Margaret O’Gara: 1947–2012

 — Aug. 22, 201222 aoüt 2012

One of Canada’s most eminent theologians and one of the greatest Catholic experts in ecumenism has died.

Margaret O’Gara, Professor of Theology at the University of St. Michael’s College, entered the realm of eternal life on Thursday, August 16, at age 65. She had suffered from cancer for two years.

In 37 years of work as a theologian O’Gara was able to foster dialogue among Christians for the sake of overcoming divisions between the churches. Besides her teaching, research, writing, and extensive public lecturing, she was a member of official ecumenical dialogues in Canada, the United States, and at the international level. She served terms as president of both the North American Academy of Ecumenists and the Catholic Theological Society of America.

O’Gara’s effectiveness came from a combination of her scholarly rigor, exceptional ability to listen sympathetically, uncommon energy, and contagious delight at the growth of mutual understanding and friendship. The same traits marked her strong personal relationships with her students and colleagues, the members of her extended family, and her many longstanding friends. The fundamental driving force of her life was her deep and abiding Christian faith.

A champion of ecumenism, O’Gara served from 1976 to 1993 on Canada’s Anglican-Roman Catholic Dialogue, and during that time worked closely with Canon Dr.
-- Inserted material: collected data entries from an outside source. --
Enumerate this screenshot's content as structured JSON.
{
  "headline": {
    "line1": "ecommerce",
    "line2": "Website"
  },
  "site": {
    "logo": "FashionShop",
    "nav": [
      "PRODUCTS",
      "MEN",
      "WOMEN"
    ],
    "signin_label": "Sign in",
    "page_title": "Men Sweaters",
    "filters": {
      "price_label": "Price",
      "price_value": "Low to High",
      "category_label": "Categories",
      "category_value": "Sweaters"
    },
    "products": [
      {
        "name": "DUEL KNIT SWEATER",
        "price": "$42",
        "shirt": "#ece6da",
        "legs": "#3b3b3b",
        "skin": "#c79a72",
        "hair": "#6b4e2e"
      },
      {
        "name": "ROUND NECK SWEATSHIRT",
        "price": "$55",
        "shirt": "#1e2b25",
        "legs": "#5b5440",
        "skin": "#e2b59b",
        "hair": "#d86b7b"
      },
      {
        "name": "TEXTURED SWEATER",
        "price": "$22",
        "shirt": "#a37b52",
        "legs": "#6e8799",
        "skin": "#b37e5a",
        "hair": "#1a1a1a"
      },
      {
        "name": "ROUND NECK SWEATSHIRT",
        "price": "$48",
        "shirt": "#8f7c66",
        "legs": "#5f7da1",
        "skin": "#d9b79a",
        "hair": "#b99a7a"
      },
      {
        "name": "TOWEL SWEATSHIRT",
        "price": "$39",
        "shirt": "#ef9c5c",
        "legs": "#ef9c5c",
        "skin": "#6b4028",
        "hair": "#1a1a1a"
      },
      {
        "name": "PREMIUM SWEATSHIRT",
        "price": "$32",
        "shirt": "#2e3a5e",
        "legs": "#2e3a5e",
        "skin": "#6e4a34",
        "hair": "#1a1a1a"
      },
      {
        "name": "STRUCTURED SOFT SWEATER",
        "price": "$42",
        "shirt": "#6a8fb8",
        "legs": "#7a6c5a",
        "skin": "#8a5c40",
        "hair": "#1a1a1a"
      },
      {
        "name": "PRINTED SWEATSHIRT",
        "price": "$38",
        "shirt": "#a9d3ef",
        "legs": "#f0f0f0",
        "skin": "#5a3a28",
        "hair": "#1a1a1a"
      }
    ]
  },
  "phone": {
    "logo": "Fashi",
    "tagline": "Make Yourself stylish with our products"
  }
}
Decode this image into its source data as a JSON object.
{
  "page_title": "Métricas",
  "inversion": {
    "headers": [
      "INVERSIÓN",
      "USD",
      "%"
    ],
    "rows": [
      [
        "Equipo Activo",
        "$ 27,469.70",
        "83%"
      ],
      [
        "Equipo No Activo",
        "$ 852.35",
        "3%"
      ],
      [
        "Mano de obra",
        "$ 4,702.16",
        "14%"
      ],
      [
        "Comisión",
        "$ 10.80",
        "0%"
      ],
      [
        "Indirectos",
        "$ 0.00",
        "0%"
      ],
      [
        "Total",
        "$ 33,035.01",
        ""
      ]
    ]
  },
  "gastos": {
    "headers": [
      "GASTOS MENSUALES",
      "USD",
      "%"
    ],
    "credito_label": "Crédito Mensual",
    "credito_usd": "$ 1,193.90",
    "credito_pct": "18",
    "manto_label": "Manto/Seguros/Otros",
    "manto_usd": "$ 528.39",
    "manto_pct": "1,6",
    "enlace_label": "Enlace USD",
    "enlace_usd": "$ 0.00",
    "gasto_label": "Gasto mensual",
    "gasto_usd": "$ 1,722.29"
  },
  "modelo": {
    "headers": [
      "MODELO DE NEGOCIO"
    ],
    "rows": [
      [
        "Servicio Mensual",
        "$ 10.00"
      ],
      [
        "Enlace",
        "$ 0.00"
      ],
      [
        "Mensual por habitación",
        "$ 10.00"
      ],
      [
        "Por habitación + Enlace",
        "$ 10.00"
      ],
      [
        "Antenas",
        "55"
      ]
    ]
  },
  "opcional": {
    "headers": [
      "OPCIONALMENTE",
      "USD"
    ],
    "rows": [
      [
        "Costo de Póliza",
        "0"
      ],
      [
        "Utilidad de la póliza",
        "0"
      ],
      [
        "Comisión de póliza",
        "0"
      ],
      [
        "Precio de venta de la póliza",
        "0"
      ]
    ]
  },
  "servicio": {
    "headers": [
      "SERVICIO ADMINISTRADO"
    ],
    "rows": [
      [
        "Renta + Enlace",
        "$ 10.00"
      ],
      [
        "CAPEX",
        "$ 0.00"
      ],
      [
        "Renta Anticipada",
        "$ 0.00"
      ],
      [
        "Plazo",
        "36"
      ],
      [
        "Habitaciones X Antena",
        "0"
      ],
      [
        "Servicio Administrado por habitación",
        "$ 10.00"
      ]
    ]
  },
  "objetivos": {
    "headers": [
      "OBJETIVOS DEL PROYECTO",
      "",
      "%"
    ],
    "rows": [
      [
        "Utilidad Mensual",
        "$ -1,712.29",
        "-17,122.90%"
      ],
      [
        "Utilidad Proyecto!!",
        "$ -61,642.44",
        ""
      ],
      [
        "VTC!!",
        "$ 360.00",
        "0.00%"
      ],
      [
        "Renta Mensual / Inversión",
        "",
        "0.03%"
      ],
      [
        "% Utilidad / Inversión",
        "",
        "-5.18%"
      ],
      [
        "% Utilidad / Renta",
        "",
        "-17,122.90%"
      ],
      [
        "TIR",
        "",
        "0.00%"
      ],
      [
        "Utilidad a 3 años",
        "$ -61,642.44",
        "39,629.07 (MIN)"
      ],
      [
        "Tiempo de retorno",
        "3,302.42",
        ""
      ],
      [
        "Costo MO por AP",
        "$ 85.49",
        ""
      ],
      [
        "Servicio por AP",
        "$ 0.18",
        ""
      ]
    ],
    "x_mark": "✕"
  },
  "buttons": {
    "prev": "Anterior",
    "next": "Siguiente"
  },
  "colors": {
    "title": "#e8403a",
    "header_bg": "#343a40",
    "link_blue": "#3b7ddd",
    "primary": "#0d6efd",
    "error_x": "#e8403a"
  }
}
Alyson Barnett-Cowan, former director of faith, worship and ministry for the Anglican Church of Canada.

O’Gara was “one of the most gracious people I have ever known,” says Barnett-Cowan. “Her commitment to ecumenism remained constant even through times when others became discouraged. Her commitment to her own church was absolute, yet she always listened deeply to the commitments and values of others.”

Barnett-Cowan recalls a sermon that O’Gara gave at the Holy Cross Orthodox Seminary in Boston. “She spoke about the tombs of the Tudor queens Mary and Elizabeth lying side by side in Westminster Abbey–close in death as they were not in life, each of them icons of two churches battling for supremacy during the Reformation, each of them deeply committed women of faith, now at rest and reconciled.”
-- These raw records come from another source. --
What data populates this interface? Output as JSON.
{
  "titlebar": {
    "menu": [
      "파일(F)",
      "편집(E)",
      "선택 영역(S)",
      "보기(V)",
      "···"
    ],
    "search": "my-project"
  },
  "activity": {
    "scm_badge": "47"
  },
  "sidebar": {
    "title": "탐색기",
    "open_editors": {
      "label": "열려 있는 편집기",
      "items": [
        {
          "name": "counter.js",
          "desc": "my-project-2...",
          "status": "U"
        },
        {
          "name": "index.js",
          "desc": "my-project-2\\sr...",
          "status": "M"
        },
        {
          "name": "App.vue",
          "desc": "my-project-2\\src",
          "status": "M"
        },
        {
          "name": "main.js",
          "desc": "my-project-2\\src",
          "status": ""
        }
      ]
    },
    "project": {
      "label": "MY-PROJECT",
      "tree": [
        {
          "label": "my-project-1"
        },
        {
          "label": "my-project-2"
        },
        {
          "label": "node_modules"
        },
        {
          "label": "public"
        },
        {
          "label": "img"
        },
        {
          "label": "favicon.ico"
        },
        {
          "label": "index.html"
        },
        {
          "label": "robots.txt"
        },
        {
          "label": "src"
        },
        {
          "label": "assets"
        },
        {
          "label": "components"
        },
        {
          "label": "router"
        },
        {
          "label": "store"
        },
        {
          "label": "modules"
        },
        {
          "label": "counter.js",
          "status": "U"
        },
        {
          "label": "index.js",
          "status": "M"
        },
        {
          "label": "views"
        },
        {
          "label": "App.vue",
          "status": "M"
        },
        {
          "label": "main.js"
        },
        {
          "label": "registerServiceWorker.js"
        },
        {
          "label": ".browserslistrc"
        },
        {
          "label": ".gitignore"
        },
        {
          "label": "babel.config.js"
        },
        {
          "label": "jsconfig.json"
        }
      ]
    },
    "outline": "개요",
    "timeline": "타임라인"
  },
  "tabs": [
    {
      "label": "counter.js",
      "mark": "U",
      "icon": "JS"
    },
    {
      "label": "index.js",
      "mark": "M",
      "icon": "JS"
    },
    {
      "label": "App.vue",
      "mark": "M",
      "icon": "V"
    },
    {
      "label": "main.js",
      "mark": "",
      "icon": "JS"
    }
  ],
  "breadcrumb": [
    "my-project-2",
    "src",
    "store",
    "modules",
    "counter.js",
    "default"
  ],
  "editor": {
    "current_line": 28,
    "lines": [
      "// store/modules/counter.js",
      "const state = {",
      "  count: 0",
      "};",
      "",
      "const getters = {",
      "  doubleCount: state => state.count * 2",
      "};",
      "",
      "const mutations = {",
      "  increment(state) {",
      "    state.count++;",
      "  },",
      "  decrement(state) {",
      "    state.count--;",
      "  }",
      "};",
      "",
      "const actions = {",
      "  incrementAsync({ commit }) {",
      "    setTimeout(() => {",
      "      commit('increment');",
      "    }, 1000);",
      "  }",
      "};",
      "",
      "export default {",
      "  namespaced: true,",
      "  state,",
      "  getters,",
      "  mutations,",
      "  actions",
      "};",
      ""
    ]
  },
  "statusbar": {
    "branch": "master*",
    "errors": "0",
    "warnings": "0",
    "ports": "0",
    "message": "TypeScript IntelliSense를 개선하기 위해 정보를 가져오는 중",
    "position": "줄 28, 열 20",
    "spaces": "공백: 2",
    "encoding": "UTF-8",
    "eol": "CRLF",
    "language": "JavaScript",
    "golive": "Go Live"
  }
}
The inscription on the tombs reads: “Partners in throne and grave, here we sleep, Elizabeth and Mary, sisters, in hope of the Resurrection.” O’Gara then went on to speak about what it might mean to be sister churches.

In a 2011 address celebrating the 40th anniversary of the Anglican-Roman Catholic Dialogue, O’Gara acknowledged that the two denominations were still divided on many issues in their struggle toward unity, but noted that their discussions had sown promising seeds that would one day be harvested.
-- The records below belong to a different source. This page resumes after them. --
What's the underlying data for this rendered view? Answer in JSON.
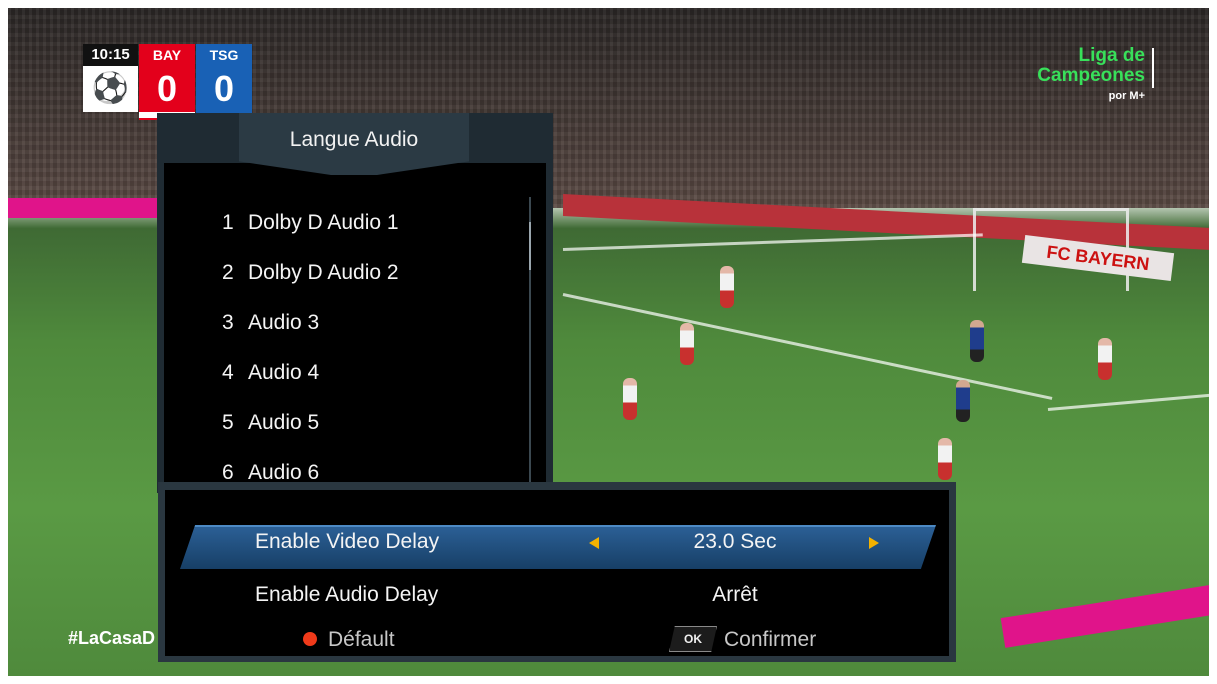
{
  "scoreboard": {
    "time": "10:15",
    "home": {
      "code": "BAY",
      "score": "0"
    },
    "away": {
      "code": "TSG",
      "score": "0"
    }
  },
  "brand": {
    "line1": "Liga de",
    "line2": "Campeones",
    "sub": "por M+"
  },
  "hashtag": "#LaCasaD",
  "audio_menu": {
    "title": "Langue Audio",
    "items": [
      {
        "num": "1",
        "label": "Dolby D Audio 1"
      },
      {
        "num": "2",
        "label": "Dolby D Audio 2"
      },
      {
        "num": "3",
        "label": "Audio 3"
      },
      {
        "num": "4",
        "label": "Audio 4"
      },
      {
        "num": "5",
        "label": "Audio 5"
      },
      {
        "num": "6",
        "label": "Audio 6"
      }
    ]
  },
  "delay_menu": {
    "video_delay": {
      "label": "Enable Video Delay",
      "value": "23.0 Sec"
    },
    "audio_delay": {
      "label": "Enable Audio Delay",
      "value": "Arrêt"
    }
  },
  "footer": {
    "default_label": "Défault",
    "ok_key": "OK",
    "confirm_label": "Confirmer"
  },
  "colors": {
    "highlight": "#1f4f80",
    "accent_arrow": "#f4b200",
    "red_button": "#f03a1a",
    "brand_green": "#38e05a"
  },
  "pitch_board": "FC BAYERN"
}
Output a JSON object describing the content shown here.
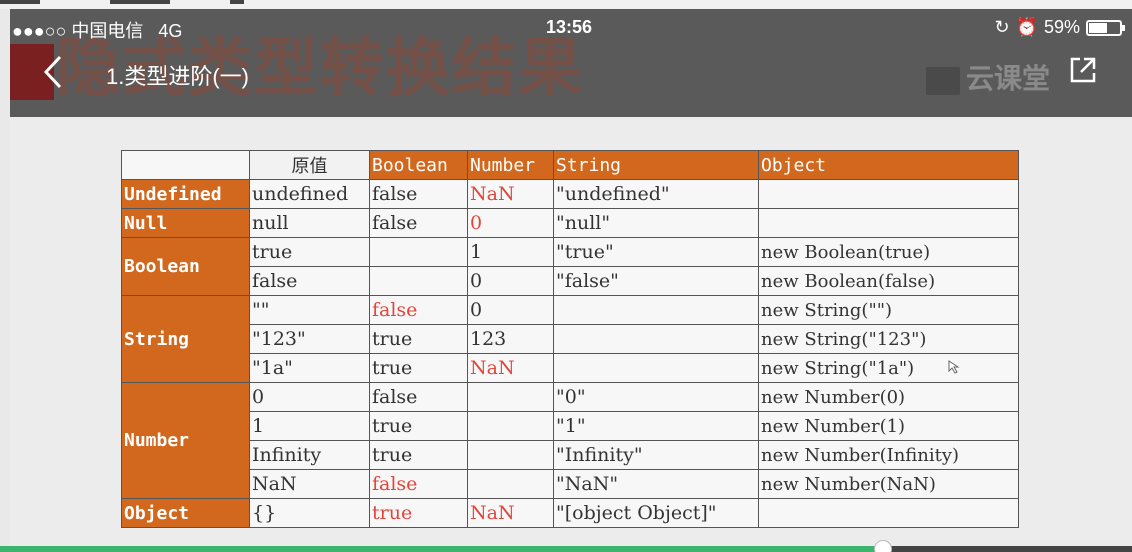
{
  "status_bar": {
    "carrier": "●●●○○ 中国电信",
    "network": "4G",
    "time": "13:56",
    "battery_text": "59%",
    "battery_level": 0.59
  },
  "nav": {
    "title": "1.类型进阶(一)",
    "brand": "云课堂"
  },
  "slide": {
    "title": "隐式类型转换结果"
  },
  "table": {
    "headers": [
      "原值",
      "Boolean",
      "Number",
      "String",
      "Object"
    ],
    "rowheads": [
      "Undefined",
      "Null",
      "Boolean",
      "String",
      "Number",
      "Object"
    ],
    "rows": [
      [
        "undefined",
        "false",
        "NaN",
        "\"undefined\"",
        ""
      ],
      [
        "null",
        "false",
        "0",
        "\"null\"",
        ""
      ],
      [
        "true",
        "",
        "1",
        "\"true\"",
        "new Boolean(true)"
      ],
      [
        "false",
        "",
        "0",
        "\"false\"",
        "new Boolean(false)"
      ],
      [
        "\"\"",
        "false",
        "0",
        "",
        "new String(\"\")"
      ],
      [
        "\"123\"",
        "true",
        "123",
        "",
        "new String(\"123\")"
      ],
      [
        "\"1a\"",
        "true",
        "NaN",
        "",
        "new String(\"1a\")"
      ],
      [
        "0",
        "false",
        "",
        "\"0\"",
        "new Number(0)"
      ],
      [
        "1",
        "true",
        "",
        "\"1\"",
        "new Number(1)"
      ],
      [
        "Infinity",
        "true",
        "",
        "\"Infinity\"",
        "new Number(Infinity)"
      ],
      [
        "NaN",
        "false",
        "",
        "\"NaN\"",
        "new Number(NaN)"
      ],
      [
        "{}",
        "true",
        "NaN",
        "\"[object Object]\"",
        ""
      ]
    ]
  },
  "colors": {
    "accent_orange": "#d2681e",
    "highlight_red": "#e2453a",
    "progress_green": "#3cb46e"
  },
  "player": {
    "progress": 0.78
  }
}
“She cared for and loved her students, her colleagues and her teaching at the Faculty of Theology very dearly,” said Fr. Mario D’Sousa, dean of theology at St. Michael’s and one of O’Gara’s former students, in a statement. “And while we mourn her passing, we know that we have a powerful and committed intercessor for our work and continued mission…”

O’Gara is survived by her husband, Prof. Michael Vertin, a University of Toronto emeritus professor of philosophy. In her honour, St. Michael’s has established the Margaret O’Gara Scholarship to support an advanced-degree student specializing in the area of ecumenical theology.

[This post includes material from the obituary and a news story in the Anglican Journal. Photo: The Catholic Register]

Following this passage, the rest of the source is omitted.